The climate of the town is warm enough for the swimming pool to be open all year but it is cool enough that the lifeguard very rarely has anyone to watch. During the cooler months Jonah dusts the counters, sweeps around the pool, and watches the clouds in the sky. But mostly he sits. And as it is almost impossible to just sit and do nothing else, Jonah also loses himself in reverie. His thoughts are always on the same topic and they are never about swimming. Jonah dreams about a girl that he used to know and date and love but he does not know her anymore or date her anymore. He is still in love with her in his head. His daydreams are more than idle ponders; he escapes to a place that becomes real in his mind where he can connect again with her. He joins her in his secret place of memories where the softness of her skin still pushes up against his and the scruff of his face still finds an opposite comfort in contact with her neck; his nose in her hair. He goes to places with her - revisiting the places he has walked with her a thousand times, everyday things like shopping and driving in the car and going on day hikes and her mundane words are captured in his mind and become golden strands like strings on an angel's harp to resonate infinitely more fragile and more elegant. He transports to a place where he is with her even though she left him to go to Bangladesh; he takes her out to dinner even though she is eating whatever the orphanage where she works now is serving; he holds her soft, healthily plump, and glowing body against his to watch some mindless television show even though she is now thin and fit and has roughened her skin against mountains and weather and poverty. He does not go to the summer after graduating from college when she made the decision to leave California for a new life - a life without middle-class comforts and a life without him. These thoughts of his past love occupy his day, he does little more than think of her and watch the sky and the undisturbed water in the pool.
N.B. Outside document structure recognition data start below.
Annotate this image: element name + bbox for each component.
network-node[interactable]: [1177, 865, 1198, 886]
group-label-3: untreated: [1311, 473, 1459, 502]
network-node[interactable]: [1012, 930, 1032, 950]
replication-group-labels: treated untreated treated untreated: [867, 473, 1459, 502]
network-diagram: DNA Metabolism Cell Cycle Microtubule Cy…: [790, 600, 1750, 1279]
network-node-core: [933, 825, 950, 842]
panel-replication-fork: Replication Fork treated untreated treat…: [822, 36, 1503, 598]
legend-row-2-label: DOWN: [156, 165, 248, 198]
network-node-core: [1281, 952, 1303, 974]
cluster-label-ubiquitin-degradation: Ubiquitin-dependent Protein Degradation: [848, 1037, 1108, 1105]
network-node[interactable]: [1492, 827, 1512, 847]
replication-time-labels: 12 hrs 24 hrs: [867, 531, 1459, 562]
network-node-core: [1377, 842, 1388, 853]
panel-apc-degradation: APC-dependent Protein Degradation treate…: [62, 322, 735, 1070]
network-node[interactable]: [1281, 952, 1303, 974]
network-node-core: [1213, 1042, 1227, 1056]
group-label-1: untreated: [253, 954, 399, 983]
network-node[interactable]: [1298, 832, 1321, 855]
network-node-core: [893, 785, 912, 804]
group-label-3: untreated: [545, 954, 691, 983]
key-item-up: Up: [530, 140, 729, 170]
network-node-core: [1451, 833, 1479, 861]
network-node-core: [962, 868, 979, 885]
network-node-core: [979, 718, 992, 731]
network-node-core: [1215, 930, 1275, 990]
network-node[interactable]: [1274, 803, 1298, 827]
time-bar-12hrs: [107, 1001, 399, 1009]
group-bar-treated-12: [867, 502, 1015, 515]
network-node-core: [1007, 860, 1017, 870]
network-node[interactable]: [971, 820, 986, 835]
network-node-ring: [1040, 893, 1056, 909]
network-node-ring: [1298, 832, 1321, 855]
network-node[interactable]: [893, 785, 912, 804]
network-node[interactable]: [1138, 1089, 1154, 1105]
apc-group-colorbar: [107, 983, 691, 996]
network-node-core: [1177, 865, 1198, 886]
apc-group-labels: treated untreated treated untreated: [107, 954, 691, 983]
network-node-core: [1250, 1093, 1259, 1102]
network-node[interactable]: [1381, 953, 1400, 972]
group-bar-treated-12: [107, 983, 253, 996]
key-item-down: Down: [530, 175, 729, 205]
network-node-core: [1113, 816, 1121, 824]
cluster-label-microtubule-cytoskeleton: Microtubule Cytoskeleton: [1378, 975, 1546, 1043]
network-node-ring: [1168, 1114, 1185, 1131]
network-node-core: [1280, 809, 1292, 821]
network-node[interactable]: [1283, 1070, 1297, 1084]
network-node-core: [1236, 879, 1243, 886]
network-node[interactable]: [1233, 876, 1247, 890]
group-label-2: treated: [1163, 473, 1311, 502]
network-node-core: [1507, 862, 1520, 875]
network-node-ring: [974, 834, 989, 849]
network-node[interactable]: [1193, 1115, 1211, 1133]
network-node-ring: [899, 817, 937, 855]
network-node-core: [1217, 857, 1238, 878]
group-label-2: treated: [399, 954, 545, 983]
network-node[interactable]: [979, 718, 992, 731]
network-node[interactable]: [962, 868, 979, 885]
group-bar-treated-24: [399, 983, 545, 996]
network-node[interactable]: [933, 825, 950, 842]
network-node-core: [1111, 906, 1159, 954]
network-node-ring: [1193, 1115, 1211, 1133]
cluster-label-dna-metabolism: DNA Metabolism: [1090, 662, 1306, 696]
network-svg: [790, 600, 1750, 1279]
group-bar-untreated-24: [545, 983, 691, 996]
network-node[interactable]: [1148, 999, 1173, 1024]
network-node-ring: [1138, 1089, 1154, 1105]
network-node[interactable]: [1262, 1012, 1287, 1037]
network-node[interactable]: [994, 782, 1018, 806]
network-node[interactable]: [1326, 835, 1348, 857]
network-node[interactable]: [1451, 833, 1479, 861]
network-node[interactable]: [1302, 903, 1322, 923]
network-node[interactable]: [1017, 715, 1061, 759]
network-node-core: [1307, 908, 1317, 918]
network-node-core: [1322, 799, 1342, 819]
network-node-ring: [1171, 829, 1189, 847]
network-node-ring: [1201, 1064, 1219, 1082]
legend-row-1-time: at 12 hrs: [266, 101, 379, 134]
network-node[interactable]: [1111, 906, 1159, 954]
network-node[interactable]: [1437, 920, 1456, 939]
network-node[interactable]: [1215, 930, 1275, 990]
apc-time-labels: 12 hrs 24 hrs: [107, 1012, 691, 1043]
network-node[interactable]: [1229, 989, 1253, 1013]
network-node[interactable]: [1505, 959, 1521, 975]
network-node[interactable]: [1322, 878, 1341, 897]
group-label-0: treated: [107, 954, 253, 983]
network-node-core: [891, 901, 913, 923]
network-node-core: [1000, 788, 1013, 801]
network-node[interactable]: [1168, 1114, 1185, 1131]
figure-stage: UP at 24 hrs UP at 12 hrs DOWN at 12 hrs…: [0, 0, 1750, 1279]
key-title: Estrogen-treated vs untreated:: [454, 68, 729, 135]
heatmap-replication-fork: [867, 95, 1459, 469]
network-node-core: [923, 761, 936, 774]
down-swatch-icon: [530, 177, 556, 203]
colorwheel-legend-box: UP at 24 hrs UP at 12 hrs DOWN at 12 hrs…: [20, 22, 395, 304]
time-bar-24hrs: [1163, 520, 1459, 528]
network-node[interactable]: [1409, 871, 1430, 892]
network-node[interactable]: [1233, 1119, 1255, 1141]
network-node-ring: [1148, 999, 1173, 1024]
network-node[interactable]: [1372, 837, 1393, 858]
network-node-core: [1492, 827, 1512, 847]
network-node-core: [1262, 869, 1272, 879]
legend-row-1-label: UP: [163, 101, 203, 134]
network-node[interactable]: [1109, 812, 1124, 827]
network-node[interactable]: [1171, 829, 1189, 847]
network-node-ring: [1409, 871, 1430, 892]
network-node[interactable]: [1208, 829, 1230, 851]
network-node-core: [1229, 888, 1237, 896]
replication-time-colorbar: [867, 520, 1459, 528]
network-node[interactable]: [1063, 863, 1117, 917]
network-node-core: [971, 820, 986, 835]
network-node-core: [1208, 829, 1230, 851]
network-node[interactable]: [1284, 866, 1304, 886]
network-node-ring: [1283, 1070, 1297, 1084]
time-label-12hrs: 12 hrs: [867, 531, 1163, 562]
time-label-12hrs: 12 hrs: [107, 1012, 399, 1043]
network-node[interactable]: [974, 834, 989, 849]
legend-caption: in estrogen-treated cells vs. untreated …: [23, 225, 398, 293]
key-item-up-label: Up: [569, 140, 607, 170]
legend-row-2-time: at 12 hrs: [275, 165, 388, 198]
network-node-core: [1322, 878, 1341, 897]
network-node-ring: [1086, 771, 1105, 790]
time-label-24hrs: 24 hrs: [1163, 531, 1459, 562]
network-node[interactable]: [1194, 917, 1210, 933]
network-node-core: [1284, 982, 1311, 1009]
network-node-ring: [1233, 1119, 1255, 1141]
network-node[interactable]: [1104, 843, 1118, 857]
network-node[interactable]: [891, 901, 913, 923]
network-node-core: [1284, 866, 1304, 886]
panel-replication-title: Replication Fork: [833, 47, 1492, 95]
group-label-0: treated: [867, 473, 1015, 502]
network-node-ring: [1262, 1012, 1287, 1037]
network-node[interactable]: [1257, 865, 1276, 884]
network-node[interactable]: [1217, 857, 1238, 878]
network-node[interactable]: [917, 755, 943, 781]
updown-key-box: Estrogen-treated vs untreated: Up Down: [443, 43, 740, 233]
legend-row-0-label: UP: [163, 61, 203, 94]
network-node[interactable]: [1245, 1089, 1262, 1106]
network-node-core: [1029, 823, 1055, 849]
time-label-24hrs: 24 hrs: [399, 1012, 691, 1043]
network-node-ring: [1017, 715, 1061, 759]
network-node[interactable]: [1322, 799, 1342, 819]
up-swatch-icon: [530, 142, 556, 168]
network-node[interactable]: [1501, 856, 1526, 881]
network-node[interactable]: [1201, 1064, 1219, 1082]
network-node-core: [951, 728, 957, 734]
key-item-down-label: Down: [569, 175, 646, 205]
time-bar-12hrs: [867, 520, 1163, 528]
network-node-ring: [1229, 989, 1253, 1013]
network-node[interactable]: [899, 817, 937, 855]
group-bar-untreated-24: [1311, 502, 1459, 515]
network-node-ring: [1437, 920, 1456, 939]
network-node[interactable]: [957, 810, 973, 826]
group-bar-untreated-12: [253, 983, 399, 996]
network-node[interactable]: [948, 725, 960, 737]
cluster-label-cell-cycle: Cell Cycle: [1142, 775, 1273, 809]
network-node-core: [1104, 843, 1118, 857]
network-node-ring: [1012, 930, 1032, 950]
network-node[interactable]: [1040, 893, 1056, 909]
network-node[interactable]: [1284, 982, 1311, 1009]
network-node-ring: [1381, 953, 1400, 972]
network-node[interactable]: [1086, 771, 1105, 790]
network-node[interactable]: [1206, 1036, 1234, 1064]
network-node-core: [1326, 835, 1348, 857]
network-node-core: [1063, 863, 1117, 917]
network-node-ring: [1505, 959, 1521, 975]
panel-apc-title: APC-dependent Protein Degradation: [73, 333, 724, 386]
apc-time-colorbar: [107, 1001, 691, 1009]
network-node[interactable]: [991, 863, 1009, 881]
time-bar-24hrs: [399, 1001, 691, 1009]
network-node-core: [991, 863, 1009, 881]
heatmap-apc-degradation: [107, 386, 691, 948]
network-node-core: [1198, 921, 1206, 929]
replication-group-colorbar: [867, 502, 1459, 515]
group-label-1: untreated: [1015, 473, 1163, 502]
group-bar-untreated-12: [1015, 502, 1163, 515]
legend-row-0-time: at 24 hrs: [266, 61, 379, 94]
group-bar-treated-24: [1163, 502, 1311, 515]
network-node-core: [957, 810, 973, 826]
His travels to former times with her start to slowly dissolve as the heat becomes more intense and patrons of the pool begin to trickle in. The people disturb his day as he has to be attentive over little children and mischievous teenagers who are out on their own and determined to make the most of their new independence. The girls bubble gossip and the boys gawk in awkward awe while trying to remain super-cool. The mothers read books and magazines and check watches to get back to their houses in time to watch talk shows and get the children a snack. Jonah becomes unsettled and ungrounded without the safety of his memories. He signs people into the pool and he monitors the safety of the pool. He tells kids not to run and he warns about jumping in too shallow water. He is a polite and personable lifeguard; the mothers smile and appreciate the familiarity of him at the pool. The busier the pool is the more energetic he becomes; the more he has to do the less he has time to reminisce.
Although he is a more productive person during the hotter months he feels a spiritual disconnect. On the surface he performs like everyone performs: he is normal. But the jagged activities of the day sharpen themselves on the inside of his head and he sinks without the thoughts of her. He blazes in the heat of summer, surrounded by people in recreation. And he yearns to float on his ideas of the past.